Hawaii Gov. David Ige announced his support for building the Thirty Meter Telescope on Mauna Kea on Tuesday, saying the project has the right to proceed.
“I do not doubt that they did more than any previous telescope project to be a good neighbor,” he said during a press conference at the State Capitol.
Protests against the planned observatory on Mauna Kea, which is considered a sacred mountain by many Native Hawaiians, forced construction to come to a standstill last month after dozens of people were arrested blocking construction vehicles.
Gov. David Ige speaks at a press conference about the TMT on Mauna Kea.
Cory Lum/Civil Beat
The governor also announced a list of 10 requests for the University of Hawaii that are intended to improve the management of the mountain, such as creating a new Mauna Kea Cultural Council to advise the state. Ige acknowledged that in many ways the state has failed to do a good job as steward of the land.
Still, Kealoha Pisciotta, who has spent a better part of the last two decades fighting development on Mauna Kea, said she was disappointed by the governor’s support for the TMT.
“The state of Hawaii is defending astronomers from California’s right to build something here on the land that belongs to Native Hawaiians and the public,” she said. “He’s arresting our people, Hawaiian and non-Hawaiian alike, but he’s going to defend the California astronomers’ right to build something here.”
She called his list of requests for the university “hollow” and said they included things that the university was already planning on doing, such as decommissioning telescopes.
She said she doesn’t plan to apply to serve on the governor’s proposed Mauna Kea Cultural Council.
“Hawaiians should not be in an advisory position, they should be in a voting position because it’s their land,” Pisciotta said.
“The people have already spoken that we are willing to take arrests if need be.”
Ige said the University of Hawaii needs to do a better job of taking care of the mountain. He said the pursuit of science on the mountain has gotten in the way of culture, and the state must restore the balance.
“From my own personal experience on the mountain, with all the noise and crowding, I could not feel the same feeling that I felt on the summit 20 years ago,” Ige said of his recent visit to Mauna Kea.
Cory Lum/Civil Beat
He announced that he is asking the University of Hawaii to enter a legally binding agreement to ensure that this is the last area on Mauna Kea where a telescope could be built, as well as decommission at least one-fourth of the telescopes on the mountain by the time the TMT is complete.
Ige also wants UH to return over 10,000 acres to the state Department of Land and Natural Resources that aren’t being used for the observatories, and to substantially reduce its lease extension request.

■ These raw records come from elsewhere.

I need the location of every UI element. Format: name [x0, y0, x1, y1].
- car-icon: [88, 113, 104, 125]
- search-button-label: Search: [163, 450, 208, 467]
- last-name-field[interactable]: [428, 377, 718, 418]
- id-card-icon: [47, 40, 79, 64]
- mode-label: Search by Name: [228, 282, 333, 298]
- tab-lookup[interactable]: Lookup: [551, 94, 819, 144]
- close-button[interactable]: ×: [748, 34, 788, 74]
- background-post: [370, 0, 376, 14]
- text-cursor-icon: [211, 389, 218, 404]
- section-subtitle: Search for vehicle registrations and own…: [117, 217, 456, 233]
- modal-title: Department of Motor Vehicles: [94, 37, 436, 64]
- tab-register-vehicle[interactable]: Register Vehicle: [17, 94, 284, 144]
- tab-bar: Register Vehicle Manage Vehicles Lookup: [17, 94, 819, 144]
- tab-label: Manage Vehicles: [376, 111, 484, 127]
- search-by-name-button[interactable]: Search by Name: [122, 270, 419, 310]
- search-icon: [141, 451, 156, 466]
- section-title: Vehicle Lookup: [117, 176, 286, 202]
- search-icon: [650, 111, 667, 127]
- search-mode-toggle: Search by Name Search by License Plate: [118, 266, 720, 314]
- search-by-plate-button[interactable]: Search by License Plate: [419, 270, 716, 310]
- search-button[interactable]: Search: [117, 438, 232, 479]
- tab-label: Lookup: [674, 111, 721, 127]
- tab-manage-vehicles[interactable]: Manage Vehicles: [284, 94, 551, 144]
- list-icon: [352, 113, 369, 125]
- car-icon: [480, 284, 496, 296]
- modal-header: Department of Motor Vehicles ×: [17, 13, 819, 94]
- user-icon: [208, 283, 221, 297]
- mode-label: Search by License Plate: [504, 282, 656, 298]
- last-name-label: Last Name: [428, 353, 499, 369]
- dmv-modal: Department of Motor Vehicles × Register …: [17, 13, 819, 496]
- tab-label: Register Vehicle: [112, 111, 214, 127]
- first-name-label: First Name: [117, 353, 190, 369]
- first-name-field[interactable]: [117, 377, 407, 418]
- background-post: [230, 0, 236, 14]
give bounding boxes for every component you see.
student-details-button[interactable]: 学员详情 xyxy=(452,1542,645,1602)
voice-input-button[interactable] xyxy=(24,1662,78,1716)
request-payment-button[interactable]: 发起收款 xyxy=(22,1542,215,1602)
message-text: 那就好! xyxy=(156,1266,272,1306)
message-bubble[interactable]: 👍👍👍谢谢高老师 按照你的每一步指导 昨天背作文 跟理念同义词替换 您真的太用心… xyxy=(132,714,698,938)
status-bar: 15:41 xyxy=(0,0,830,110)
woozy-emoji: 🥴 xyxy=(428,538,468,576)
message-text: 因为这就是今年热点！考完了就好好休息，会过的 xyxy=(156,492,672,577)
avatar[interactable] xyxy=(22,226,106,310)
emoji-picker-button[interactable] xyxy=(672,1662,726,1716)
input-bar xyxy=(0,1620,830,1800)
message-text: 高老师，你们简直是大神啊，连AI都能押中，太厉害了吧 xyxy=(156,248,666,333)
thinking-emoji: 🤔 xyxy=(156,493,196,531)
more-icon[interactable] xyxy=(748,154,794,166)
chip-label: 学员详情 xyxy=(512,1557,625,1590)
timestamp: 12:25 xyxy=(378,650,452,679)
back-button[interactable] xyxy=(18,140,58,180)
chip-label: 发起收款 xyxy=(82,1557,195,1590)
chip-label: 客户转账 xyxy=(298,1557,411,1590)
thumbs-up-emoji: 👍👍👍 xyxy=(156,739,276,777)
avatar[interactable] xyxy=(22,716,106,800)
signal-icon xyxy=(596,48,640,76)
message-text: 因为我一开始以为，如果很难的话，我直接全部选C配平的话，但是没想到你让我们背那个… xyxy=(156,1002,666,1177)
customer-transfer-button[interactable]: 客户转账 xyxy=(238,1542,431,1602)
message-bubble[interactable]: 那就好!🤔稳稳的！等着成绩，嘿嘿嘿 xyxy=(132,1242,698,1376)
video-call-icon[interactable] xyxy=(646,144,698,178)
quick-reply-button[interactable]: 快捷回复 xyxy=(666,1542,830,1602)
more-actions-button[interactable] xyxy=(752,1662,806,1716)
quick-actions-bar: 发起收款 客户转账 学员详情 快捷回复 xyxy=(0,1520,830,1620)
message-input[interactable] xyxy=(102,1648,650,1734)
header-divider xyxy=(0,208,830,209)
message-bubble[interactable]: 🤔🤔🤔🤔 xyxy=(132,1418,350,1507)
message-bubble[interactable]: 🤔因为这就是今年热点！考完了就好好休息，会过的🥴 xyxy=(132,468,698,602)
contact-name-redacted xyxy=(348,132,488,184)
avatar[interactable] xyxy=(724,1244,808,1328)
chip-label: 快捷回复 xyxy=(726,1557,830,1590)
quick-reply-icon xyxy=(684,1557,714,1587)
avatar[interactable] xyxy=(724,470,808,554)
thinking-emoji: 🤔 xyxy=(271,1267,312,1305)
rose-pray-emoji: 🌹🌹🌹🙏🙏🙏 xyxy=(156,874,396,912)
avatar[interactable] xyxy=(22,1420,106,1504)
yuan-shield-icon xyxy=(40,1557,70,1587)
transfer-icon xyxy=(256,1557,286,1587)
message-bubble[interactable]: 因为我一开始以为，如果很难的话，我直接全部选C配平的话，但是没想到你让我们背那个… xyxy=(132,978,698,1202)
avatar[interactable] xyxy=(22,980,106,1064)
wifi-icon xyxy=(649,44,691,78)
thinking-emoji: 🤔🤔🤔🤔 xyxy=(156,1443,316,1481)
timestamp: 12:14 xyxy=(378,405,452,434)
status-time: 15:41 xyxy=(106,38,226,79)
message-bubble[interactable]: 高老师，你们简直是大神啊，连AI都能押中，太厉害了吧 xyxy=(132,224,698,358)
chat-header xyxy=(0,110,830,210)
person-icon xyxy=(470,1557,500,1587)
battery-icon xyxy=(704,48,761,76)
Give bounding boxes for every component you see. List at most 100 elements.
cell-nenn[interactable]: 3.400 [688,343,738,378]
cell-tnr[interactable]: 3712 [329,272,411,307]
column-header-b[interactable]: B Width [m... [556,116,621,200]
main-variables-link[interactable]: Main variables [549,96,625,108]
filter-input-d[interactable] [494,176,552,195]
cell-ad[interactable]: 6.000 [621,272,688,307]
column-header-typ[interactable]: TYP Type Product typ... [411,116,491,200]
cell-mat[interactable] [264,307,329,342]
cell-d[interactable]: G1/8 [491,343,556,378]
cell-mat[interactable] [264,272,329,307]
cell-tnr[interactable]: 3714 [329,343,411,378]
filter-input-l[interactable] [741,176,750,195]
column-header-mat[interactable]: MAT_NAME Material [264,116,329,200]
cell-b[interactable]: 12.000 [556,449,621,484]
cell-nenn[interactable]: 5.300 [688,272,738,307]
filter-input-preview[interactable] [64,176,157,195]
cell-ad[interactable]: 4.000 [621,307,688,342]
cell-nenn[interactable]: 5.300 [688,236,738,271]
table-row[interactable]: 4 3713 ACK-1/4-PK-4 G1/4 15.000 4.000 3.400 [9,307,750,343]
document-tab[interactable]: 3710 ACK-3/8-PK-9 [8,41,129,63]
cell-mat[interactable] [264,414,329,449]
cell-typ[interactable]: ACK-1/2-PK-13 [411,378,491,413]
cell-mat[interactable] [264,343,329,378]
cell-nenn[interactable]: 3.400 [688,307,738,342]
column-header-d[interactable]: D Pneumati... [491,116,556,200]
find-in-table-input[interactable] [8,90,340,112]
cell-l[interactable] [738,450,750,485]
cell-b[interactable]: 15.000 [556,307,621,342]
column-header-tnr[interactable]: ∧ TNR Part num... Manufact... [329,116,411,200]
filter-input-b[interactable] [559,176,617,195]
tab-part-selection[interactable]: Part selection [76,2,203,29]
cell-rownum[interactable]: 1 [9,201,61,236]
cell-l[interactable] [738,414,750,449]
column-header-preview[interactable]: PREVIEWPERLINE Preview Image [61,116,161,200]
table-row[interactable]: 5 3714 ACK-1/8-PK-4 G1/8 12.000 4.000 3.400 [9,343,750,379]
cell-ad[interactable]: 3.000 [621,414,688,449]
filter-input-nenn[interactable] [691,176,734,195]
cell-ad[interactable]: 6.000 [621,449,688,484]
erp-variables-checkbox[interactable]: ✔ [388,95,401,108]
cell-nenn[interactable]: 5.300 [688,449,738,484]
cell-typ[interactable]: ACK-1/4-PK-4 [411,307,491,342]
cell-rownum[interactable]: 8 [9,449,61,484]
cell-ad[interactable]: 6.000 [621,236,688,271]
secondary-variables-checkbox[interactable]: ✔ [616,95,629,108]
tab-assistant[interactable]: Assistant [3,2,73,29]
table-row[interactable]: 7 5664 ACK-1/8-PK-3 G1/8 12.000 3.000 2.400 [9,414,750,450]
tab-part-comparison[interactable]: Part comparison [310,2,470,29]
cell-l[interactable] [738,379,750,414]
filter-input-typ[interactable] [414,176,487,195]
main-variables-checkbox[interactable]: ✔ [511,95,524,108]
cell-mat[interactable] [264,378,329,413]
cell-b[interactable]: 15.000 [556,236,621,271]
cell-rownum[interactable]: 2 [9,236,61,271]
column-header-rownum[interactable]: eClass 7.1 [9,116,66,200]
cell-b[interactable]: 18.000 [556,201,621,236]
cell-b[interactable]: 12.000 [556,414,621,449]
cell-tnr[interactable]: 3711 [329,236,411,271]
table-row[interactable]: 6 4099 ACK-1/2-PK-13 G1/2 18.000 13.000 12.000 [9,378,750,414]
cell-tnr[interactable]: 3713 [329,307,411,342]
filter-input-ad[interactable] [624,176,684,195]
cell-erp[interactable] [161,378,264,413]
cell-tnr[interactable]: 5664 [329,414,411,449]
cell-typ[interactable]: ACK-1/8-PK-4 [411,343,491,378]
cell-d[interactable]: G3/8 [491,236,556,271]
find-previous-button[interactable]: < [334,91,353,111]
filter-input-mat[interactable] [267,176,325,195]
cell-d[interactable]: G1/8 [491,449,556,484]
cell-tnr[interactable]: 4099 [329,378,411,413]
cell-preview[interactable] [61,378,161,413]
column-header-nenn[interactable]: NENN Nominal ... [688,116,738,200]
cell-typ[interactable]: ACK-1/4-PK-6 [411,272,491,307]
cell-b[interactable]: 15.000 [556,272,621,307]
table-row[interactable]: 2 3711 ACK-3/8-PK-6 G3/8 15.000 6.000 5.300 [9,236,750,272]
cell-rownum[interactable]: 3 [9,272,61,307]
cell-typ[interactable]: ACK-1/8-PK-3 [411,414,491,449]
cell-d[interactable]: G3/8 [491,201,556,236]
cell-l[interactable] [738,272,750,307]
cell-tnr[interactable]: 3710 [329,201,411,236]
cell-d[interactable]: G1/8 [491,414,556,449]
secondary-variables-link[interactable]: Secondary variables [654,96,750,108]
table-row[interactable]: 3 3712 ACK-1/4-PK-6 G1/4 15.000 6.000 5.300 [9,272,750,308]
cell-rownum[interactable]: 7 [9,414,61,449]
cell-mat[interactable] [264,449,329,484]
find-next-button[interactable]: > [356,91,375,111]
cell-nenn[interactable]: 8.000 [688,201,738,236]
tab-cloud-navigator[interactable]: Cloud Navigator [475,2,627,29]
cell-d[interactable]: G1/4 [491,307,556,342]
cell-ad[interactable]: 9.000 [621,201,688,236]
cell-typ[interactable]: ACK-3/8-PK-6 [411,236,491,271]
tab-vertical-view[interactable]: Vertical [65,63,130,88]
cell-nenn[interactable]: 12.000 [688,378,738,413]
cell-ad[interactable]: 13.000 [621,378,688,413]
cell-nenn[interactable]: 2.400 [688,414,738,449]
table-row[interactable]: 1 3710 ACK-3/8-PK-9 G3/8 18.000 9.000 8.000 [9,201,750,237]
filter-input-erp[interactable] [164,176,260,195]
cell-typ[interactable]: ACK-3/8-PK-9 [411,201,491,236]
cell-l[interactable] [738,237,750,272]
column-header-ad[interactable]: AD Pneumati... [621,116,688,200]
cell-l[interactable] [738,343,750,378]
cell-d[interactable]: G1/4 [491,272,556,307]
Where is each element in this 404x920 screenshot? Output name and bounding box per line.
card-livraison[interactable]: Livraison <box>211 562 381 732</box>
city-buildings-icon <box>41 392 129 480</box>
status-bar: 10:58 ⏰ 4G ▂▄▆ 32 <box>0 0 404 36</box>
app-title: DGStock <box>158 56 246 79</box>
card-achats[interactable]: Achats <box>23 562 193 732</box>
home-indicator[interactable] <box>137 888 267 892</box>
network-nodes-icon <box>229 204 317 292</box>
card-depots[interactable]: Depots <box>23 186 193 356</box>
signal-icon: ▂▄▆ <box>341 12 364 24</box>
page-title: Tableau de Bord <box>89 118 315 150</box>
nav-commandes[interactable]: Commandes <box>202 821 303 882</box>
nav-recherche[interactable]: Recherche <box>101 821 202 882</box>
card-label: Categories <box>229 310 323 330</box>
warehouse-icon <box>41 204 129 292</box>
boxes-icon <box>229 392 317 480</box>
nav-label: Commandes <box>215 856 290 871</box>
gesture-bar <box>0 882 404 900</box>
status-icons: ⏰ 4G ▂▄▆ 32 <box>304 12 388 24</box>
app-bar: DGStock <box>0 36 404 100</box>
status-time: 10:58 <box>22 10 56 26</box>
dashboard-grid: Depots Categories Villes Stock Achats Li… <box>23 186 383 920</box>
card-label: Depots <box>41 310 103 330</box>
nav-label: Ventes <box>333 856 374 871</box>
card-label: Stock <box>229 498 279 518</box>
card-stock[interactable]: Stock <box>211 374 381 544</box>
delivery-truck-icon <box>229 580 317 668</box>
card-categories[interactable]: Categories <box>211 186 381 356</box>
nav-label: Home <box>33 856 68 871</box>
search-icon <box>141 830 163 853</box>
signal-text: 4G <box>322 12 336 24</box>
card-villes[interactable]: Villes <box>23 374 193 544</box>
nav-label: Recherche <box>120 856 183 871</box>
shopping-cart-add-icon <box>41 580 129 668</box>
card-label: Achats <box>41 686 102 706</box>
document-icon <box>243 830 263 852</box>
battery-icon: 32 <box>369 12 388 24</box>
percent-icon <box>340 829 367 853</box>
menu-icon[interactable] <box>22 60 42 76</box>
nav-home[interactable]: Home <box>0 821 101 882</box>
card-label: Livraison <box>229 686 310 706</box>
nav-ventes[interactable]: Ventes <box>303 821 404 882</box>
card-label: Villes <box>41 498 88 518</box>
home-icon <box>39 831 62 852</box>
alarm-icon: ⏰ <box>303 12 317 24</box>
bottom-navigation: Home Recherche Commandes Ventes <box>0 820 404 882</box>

He said the university should re-start the environmental impact assessment for its application for a lease extension and conduct a full cultural impact analysis. The governor also wants the TMT to increase its educational support for Native Hawaiian students.
University of Hawaii President David Lassner said during a subsequent press conference Tuesday that he believes the governor’s requests are generally reasonable and the university is not opposed to returning land to the DLNR or decommissioning telescopes.
“We agree that the university can and must do better and we apologize for where our efforts have fallen short,” Lassner said, acknowledging that the university could do more regarding cultural stewardship and decommissioning telescopes.
University of Hawaii President David Lassner speaks at a press conference about Mauna Kea.
Cory Lum/Civil Beat
Still, when a reporter asked if Lassner agreed with Ige that science has taken precedence over culture on the mountain, the president didn’t respond directly.
“I believe that there is more we can do to enhance our cultural stewardship of the mountain,” he said.
He said the university will issue a more comprehensive statement later this week that will describe what specific actions the university will take.
Henry Yang, chair of the TMT International Observatory Board, said in a statement that the organization is grateful for Ige’s support and will work with his proposed framework.
“We know we have a lot of work ahead of us,” he said. “We appreciate that there are still people who are opposed to the project, and we will continue to respectfully listen and work with them to seek solutions. We also want to acknowledge and thank our many supporters on the Big Island and beyond.”
A spokeswoman for the TMT said she didn’t know when construction will proceed.